Son zamanlarda Avrupa İnsan Hakları Mahkemesi ile Anayasa Mahkemesi'nin verdiği kararlar kamuoyunda yoğun bir şekilde tartışılmaktadır.
Kararların tartışılmasının gerekçesi verilen hak ihlali kararlarının başvurucularının siyasi kimlikleridir.
Hukuk kuralları kişiye ve olaya göre yorumlanamaz, uygulanamaz.
1982Anayasası m. 153 “Anayasa Mahkemesi kararları yasama, yürütme ve yargı organlarını, idare makamlarını, gerçek ve tüzel kişileri bağlar”
Anayasamızın 2. Maddesine göre Türkiye Cumhuriyeti “hukuk devleti ”dir. Hukuk devleti ilkesi yargının diğer erklerden bağımsız olmasını gerektirir. Demokratik rejimlerde bağımsız ve tarafsız bir yargı organı, temel hak ve özgürlüklerin korunmasındaki en büyük güvencedir.
Anayasamızın 9. Maddesine göre Yargı yetkisi, Türk Milleti adına bağımsız ve tarafsız mahkemelerce kullanılır.
Anayasamızın 138. Maddesine göre “Hâkimler, görevlerinde bağımsızdırlar; Anayasaya, kanuna ve hukuka uygun olarak vicdanı kanaatlerine göre hüküm verirler/Hiçbir organ, makam, merci veya kişi, yargı yetkisinin kullanılmasında mahkemelere ve hâkimlere emir ve talimat veremez; genelge gönderemez; tavsiye ve telkinde bulunamaz.”
Anayasamızın 159. Maddesine göre “Hâkimler ve Savcılar Kurulu, mahkemelerin bağımsızlığı ve hâkimlik teminatı esaslarına göre kurulur ve görev yapar.”
Anayasamızın 38. Maddesine göre “Suçluluğu hükmen sabit oluncaya kadar kimse suçlu sayılamaz."
Avrupa İnsan Hakları Sözleşmesi'nin çekince koymaksızın imzaladığımız 46. Maddesine göre, Mahkeme'nin kararları tüm üye devletler için bağlayıcıdır.
Yine Anayasa'nın 90.maddesine göre ulusal norm hiyerarşisinde Türkiye’nin taraf olduğu sözleşmelerde yer alan hükümlere üstünlük tanınmaktadır.
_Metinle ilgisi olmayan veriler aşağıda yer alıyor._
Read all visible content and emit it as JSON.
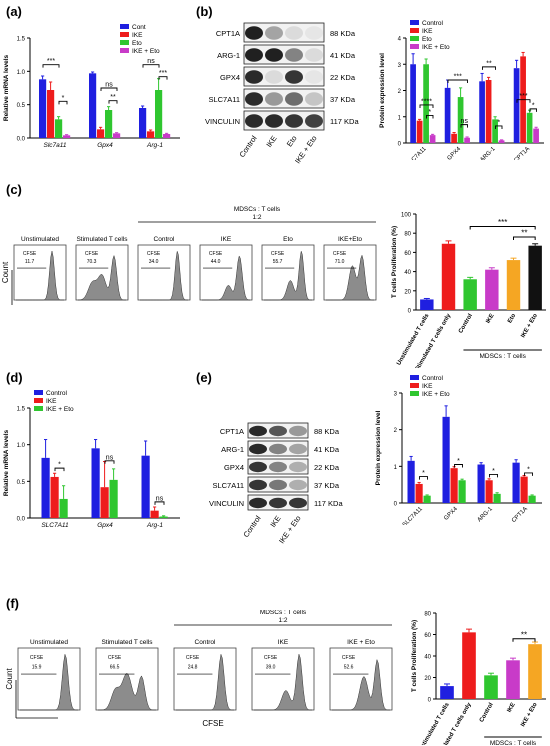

AİHM kararlarının uygulanmamasının Konsey'den çıkarılmaya kadar giden sonuçlarının olduğu da unutulmamalıdır
Bu nedenle; Türkiye’nin uluslararası yükümlülükleri de dikkate alındığında, Anayasamızın 2. Maddesinde belirtilen bir hukuk devleti olmanın gereği olarak AİHM kararları ve AYM kararları derhal yerine getirilmelidir.